Show HN: LLMs suck at writing integration code… for now

(github.com)

20 points | by sfaist 5 days ago ago

13 comments

adinagoerres 5 days ago ago

Hey HN, I'm Adina, Stefan's co-founder at superglue. When we started working on LLM-powered integrations about a year ago, the models were barely good enough to handle simple mappings. We started benchmarking our performance as an internal evals project and thought it would be fun to open source it, to create more transparency around LLM performance. Our goal here is to understand how we can make agents production-ready and improve reliability across the board.

[-]
- hoerzu 5 days ago ago
  
  Love the benchmarks. Is better to use single LLM for performance or would always advise to add a self reflection step
  
  [-]
  - adinagoerres 5 days ago ago
    
    self-reflection is very important for both humans and LLMs, indeed
hande-k 4 days ago ago

Really appreciate you sharing this. What I am trying to use is gpt o3, so would be curious to see it in the benchmarks.
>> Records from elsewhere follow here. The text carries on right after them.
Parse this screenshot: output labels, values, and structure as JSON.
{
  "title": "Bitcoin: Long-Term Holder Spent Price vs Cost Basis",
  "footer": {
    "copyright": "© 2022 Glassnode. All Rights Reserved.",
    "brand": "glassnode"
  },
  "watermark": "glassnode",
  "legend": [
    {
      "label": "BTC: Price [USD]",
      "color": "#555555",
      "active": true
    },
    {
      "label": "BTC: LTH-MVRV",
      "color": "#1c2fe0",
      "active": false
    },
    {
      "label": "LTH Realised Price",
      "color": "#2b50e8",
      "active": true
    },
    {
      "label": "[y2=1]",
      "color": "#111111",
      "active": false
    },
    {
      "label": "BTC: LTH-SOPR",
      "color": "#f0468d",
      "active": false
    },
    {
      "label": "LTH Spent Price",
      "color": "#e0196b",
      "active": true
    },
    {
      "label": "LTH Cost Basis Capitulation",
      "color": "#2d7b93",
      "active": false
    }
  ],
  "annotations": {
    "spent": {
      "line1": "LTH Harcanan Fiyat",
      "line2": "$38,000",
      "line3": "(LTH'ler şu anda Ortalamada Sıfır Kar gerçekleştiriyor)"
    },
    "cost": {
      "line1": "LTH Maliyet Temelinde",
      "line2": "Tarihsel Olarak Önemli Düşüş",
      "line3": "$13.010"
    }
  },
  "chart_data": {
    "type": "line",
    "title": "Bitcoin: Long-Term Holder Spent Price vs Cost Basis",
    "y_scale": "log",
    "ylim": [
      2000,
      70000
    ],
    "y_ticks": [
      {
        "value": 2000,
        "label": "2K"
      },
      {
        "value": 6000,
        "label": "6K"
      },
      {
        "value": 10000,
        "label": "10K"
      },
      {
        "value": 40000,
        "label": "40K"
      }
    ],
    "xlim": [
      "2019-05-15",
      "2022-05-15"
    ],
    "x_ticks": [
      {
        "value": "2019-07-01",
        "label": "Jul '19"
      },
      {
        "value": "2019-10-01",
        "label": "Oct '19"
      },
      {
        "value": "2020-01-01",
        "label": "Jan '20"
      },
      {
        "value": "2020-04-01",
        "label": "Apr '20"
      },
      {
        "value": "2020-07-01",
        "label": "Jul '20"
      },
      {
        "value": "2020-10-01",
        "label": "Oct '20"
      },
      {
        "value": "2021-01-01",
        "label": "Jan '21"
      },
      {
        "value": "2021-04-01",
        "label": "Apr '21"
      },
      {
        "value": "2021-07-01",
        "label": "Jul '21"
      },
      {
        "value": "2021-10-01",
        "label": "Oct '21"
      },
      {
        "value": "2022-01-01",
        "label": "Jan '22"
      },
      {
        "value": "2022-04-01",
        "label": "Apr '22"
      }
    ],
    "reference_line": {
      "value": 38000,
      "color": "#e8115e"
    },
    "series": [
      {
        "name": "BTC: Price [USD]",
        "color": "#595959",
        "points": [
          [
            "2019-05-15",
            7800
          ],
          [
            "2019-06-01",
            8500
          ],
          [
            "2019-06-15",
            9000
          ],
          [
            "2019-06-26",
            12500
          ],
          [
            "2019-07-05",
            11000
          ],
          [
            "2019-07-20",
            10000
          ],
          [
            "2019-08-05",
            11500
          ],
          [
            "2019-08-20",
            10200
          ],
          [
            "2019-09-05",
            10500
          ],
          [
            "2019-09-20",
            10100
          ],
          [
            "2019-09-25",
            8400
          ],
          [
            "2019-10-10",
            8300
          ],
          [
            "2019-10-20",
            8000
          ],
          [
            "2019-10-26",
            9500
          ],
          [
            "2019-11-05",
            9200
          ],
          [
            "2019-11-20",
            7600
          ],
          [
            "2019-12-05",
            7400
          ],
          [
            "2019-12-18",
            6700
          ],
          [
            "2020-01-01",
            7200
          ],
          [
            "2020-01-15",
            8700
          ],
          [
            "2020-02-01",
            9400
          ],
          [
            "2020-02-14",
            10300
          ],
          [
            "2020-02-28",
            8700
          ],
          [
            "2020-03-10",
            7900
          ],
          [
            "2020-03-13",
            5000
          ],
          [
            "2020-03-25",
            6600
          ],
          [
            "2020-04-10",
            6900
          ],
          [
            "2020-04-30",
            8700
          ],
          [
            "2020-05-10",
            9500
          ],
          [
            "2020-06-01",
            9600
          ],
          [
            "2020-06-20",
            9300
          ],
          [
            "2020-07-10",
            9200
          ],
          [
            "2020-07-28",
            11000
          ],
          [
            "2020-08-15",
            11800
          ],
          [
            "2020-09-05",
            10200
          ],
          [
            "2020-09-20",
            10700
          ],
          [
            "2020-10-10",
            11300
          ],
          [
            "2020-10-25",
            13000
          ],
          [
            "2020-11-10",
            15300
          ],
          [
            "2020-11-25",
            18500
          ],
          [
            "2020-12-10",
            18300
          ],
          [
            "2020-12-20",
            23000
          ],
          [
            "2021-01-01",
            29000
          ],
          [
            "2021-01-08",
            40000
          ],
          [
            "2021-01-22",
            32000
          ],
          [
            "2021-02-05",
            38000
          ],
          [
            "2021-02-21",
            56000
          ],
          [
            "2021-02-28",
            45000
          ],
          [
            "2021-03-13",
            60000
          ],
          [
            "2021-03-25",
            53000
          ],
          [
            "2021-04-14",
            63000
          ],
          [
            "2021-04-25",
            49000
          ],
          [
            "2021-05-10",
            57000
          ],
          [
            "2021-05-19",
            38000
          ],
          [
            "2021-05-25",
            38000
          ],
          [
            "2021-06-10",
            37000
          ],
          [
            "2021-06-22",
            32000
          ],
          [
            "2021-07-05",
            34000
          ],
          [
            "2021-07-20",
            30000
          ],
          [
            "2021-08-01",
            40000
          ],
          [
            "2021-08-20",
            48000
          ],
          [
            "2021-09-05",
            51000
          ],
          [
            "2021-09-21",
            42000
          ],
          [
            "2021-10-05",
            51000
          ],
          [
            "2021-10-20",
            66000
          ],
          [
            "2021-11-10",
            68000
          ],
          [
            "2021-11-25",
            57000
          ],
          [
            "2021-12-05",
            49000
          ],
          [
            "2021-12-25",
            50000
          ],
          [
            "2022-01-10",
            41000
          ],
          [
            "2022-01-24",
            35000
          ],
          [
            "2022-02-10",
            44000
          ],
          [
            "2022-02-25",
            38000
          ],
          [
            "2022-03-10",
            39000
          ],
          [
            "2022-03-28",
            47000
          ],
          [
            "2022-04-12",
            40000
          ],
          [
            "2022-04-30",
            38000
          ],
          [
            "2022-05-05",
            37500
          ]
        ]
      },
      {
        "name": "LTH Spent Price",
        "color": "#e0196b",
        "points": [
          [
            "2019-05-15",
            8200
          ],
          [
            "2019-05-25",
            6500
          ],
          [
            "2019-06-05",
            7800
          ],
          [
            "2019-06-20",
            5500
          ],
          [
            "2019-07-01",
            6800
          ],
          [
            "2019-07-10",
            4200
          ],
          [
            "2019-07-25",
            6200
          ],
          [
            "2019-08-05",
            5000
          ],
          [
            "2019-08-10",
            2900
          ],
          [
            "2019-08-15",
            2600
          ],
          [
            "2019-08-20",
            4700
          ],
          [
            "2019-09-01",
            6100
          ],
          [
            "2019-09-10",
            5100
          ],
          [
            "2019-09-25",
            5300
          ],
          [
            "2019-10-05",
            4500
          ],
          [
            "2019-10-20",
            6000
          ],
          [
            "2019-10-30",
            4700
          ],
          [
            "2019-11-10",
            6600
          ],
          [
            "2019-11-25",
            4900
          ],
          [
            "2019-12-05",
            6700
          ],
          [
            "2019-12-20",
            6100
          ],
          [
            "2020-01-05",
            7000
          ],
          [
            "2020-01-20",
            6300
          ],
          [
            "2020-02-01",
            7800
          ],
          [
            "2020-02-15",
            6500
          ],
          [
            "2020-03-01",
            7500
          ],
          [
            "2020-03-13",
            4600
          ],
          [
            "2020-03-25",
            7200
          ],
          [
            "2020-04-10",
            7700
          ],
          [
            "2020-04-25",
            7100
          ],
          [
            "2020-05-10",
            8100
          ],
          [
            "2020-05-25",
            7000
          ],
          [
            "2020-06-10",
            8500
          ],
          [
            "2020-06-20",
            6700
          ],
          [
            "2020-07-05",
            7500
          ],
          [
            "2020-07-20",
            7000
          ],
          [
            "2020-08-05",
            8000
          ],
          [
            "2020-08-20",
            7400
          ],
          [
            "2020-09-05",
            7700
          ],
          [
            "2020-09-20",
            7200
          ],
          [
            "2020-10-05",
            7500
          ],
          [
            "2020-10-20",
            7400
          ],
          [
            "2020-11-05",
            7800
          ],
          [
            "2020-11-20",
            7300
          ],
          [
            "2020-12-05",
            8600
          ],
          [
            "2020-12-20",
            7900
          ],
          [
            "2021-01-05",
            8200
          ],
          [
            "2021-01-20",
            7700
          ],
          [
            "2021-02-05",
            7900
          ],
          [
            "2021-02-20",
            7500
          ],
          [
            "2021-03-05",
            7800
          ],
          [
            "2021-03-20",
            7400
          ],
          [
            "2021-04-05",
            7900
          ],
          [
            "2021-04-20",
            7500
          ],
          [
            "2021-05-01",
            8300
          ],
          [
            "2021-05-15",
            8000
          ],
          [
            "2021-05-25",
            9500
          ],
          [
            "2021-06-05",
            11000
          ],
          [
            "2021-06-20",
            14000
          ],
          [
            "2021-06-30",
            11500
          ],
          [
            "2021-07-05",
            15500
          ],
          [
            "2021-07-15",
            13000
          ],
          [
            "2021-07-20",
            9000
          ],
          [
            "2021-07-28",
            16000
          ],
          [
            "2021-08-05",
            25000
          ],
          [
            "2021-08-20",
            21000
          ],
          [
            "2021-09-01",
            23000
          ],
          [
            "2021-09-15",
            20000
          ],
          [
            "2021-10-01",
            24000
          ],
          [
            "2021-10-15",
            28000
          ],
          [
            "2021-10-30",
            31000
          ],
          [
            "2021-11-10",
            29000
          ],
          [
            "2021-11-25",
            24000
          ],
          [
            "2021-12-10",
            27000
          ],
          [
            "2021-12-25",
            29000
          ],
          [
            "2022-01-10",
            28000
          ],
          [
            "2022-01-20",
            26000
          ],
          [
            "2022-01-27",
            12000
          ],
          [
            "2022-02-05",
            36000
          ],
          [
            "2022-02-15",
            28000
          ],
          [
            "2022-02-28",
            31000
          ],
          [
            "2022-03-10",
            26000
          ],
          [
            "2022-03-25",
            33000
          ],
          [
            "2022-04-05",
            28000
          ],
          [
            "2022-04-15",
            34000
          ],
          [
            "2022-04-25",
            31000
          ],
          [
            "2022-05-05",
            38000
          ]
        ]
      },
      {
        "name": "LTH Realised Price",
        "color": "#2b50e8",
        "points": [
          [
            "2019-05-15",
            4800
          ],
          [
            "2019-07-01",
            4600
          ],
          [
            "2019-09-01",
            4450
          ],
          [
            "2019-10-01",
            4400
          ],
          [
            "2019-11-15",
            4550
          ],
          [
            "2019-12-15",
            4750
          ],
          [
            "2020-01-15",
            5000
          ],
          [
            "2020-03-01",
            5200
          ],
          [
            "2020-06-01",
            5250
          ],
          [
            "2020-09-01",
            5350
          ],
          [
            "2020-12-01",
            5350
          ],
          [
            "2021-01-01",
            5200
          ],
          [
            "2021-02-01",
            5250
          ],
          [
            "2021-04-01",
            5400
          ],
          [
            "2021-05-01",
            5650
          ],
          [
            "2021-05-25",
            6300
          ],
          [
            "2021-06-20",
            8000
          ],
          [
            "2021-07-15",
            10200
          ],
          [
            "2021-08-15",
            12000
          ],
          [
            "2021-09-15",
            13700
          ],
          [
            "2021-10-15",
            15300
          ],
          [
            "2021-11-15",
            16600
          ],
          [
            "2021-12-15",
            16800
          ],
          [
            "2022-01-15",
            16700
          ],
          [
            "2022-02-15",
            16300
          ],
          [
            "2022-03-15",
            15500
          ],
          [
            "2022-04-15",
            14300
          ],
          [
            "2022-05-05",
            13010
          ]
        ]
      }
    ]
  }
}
Still seeing the raw traces tells me the tooling is starting to cross the “actually usable” line and makes me want to try on my examples this weekend. Looking forward to the MCP benchmark as well.
ThomasMin 5 days ago ago

Awesome work Stefan, this is super insightful! Really appreciate the transparency and open-sourcing the benchmark. The 68% success rate is a wake-up call for anyone building with LLMs. Your 91% integration layer result is impressive, shows tooling matters. Excited to see what you uncover next with MCP!
iamflimflam1 5 days ago ago

I would expect most developers to fail at this challenge. Here’s the doc - you’ve got one chance to get the API to do this.
I can’t tell from the description if the LLMs are allowed to try and then correct based on any errors received.
Though it would be surprising if that helped. Most APIs don’t tell you what you’ve done wrong…

[-]
- sfaist 5 days ago ago
  
  We would've assumed that the llms are much better at writing working code since it's not random APIs but rather established API patterns which they should be able to one-shot (e.g. Stripe). Bad error messages are a problem indeed. We will release another one with retries very soon.
mutant 4 days ago ago

Thanks for the self host option. I tried the slack example and was very impressed with results, thank you!
ForzaAaRon 5 days ago ago

Fascinating read. Interesting how opus performs worse compared to sonnet

[-]
- sfaist 5 days ago ago
  
  Quite interesting actually. not sure why, I assume it just overthinks. What suprised me even more is how bad o4-mini performed, after taking up hours of evaluation time and more credits than all other llms combined. More thinking != better (integration) coding performance
maxprokopp 4 days ago ago

Exciting benchmarks, great work Adina and Stefan!
hoerzu 5 days ago ago

What's the hello world of super glue?
danmeier 5 days ago ago

very interesting! curious to see the benchmarks for MCP!